Without a properly functioning thyroid gland, it will be a challenge to try to feel well. The thyroid gland regulates all of the body's energy production, and it's easy to understand how important it is that the thyroid gland operates optimally. The thyroid gland can cause lifelong diffuse, but difficult, health problems, which can dramatically reduce the quality of life. The goal is to make the thyroid gland to function well again. Giving the thyroid gland a boost, with a proper diet, good nutrition and stress reduction is a good first step towards a better functioning thyroid gland and, thus, a higher quality of life.
The following is advised for thyroidal problems:
- Eat selenium, zinc, copper, manganese and L-tyrosine
- Eat iodine if iodine-deficient has been proven
- Make sure to have sufficient levels of Vitamin C as well as Vitamin B6
- Avoid soy products
- Make sure that the adrenal glands are functioning well
- Treat stress
- Be careful with your diet, avoiding refined carbohydrates
- Particularly during hyperthyroidism, Omega-3 can be beneficial as it reduces inflammations in the body
- Eat the herb Aswhaganda
Symptoms of hyperthyroidism
When the thyroid gland produces too much thyroid hormones, the body's metabolism will go into overdrive.
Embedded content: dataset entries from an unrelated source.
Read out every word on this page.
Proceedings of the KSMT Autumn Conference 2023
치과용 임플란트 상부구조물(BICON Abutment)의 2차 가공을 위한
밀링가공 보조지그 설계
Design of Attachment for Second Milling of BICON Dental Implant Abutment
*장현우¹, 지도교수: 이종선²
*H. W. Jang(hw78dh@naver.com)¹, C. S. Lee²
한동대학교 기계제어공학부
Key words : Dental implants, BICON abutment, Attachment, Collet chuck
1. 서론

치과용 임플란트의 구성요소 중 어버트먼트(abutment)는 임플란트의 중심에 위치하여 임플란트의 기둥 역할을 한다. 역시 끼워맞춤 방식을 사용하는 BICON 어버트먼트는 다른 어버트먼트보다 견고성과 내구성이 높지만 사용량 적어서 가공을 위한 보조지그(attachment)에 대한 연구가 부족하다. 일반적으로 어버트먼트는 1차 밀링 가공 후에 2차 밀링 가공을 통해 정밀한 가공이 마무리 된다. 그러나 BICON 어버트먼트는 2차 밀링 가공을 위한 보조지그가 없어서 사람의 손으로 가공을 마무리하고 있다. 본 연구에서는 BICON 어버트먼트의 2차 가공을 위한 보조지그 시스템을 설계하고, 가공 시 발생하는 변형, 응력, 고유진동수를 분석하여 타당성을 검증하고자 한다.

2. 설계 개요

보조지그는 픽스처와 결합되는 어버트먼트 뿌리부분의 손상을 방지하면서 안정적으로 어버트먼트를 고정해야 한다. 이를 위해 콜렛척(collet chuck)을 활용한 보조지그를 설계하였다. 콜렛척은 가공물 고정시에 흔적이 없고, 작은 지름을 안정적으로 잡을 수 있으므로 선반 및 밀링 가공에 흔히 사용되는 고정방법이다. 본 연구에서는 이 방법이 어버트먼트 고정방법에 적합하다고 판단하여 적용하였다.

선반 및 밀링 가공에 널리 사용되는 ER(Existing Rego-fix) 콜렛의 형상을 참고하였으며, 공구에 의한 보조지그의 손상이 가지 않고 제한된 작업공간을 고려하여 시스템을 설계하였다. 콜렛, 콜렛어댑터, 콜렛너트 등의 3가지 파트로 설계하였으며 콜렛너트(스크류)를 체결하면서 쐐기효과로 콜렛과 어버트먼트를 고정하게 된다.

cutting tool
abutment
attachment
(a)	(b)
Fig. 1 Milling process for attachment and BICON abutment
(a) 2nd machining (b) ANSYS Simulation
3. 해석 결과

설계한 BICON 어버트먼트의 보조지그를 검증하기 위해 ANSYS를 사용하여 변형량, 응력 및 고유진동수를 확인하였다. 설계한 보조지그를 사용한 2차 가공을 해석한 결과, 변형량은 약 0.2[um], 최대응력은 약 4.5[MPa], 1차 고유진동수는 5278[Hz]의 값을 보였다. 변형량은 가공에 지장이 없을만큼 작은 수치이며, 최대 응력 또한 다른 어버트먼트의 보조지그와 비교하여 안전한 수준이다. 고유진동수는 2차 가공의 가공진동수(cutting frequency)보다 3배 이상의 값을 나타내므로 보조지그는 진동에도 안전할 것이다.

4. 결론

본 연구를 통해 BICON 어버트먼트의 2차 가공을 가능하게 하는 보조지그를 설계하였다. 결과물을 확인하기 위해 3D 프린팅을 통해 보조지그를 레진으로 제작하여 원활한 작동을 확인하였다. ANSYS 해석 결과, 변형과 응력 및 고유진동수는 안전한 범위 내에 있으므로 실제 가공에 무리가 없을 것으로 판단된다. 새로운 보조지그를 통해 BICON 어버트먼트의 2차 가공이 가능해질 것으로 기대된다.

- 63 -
Hyperthyroidism, thyrotoxicosis, goitre and Basedow's disease (Graves' disease) are all conditions caused by the overproduction of thyroid hormones. Basedow's disease is an autoimmune disease where the antibodies inherent in the bloodstream do not suppress, but rather stimulate, the operation of the thyroid gland, leading to an overproduction of thyroid hormones. Patients suffering from any kind of hyperthyroidism are often fatigued but have a hard time coming to rest. Restlessness, nervousness, cold perspirations even when it is cold, palpitations and tremor are not uncommon. Constant hunger and being underweight despite a large food intake are also symptoms of hyperthyroidism. Patients suffering from hyperthyroidism can also have looser stool, high blood pressure, feeling blear-eyed and that the eyes are sensitive to light and wind.
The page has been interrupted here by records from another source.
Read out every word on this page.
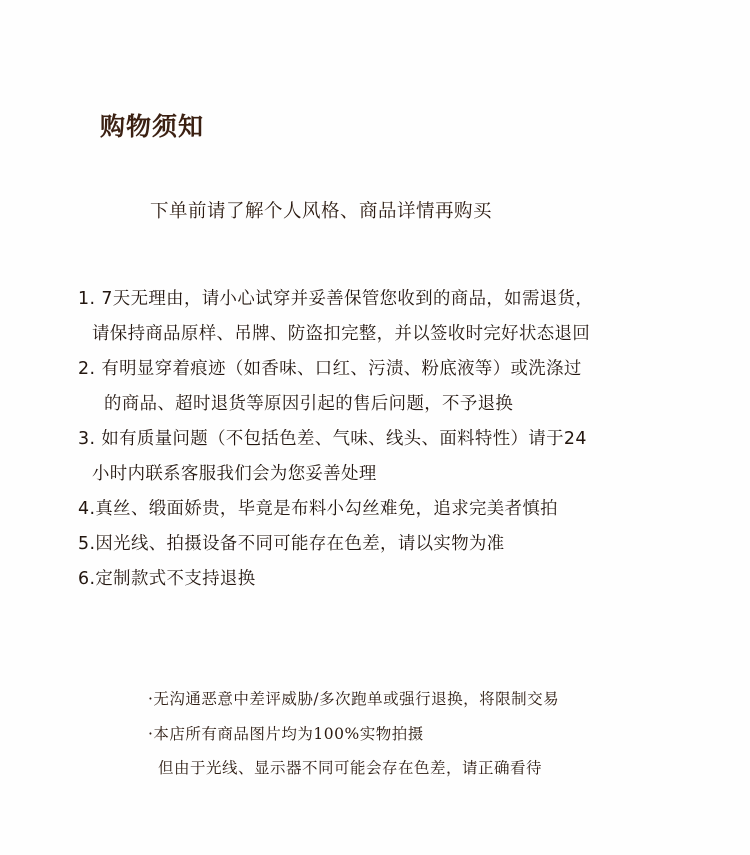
购物须知
下单前请了解个人风格、商品详情再购买
1. 7天无理由，请小心试穿并妥善保管您收到的商品，如需退货，
请保持商品原样、吊牌、防盗扣完整，并以签收时完好状态退回
2. 有明显穿着痕迹（如香味、口红、污渍、粉底液等）或洗涤过
的商品、超时退货等原因引起的售后问题，不予退换
3. 如有质量问题（不包括色差、气味、线头、面料特性）请于24
小时内联系客服我们会为您妥善处理
4.真丝、缎面娇贵，毕竟是布料小勾丝难免，追求完美者慎拍
5.因光线、拍摄设备不同可能存在色差，请以实物为准
6.定制款式不支持退换
·无沟通恶意中差评威胁/多次跑单或强行退换，将限制交易
·本店所有商品图片均为100%实物拍摄
但由于光线、显示器不同可能会存在色差，请正确看待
Symptoms of hypothyroidism
There are several levels of too low thyroid hormone production: The primary level and the secondary level. Regardless of whether the patient has primary, secondary or just a minor reduction in thyroid gland functionality, the symptoms can be many and difficult. Some of the ailments associated with hypothyroidism include fatigue, feeling cold, memory problems, constipation, increased need for sleep, reduced metabolism, hair loss, dry hair, brittle nails, muscle cramps, insomnia, overweight (occasionally also underweight), reduced ability to sweat, reduced pulse, but even symptoms such as depression and suicidal thoughts can occur as a result of reduced thyroid functionality. Unfortunately, these symptoms are more or less vague, and it is not always that blood samples will provide a definitive answer to whether the patient has thyroid problems or not. Hypothyreosis are therefore never detected for many patients in the health care system. However, the symptoms never lie. In order to know what to do to make things easier for the thyroid gland, one first has to understand its functionality.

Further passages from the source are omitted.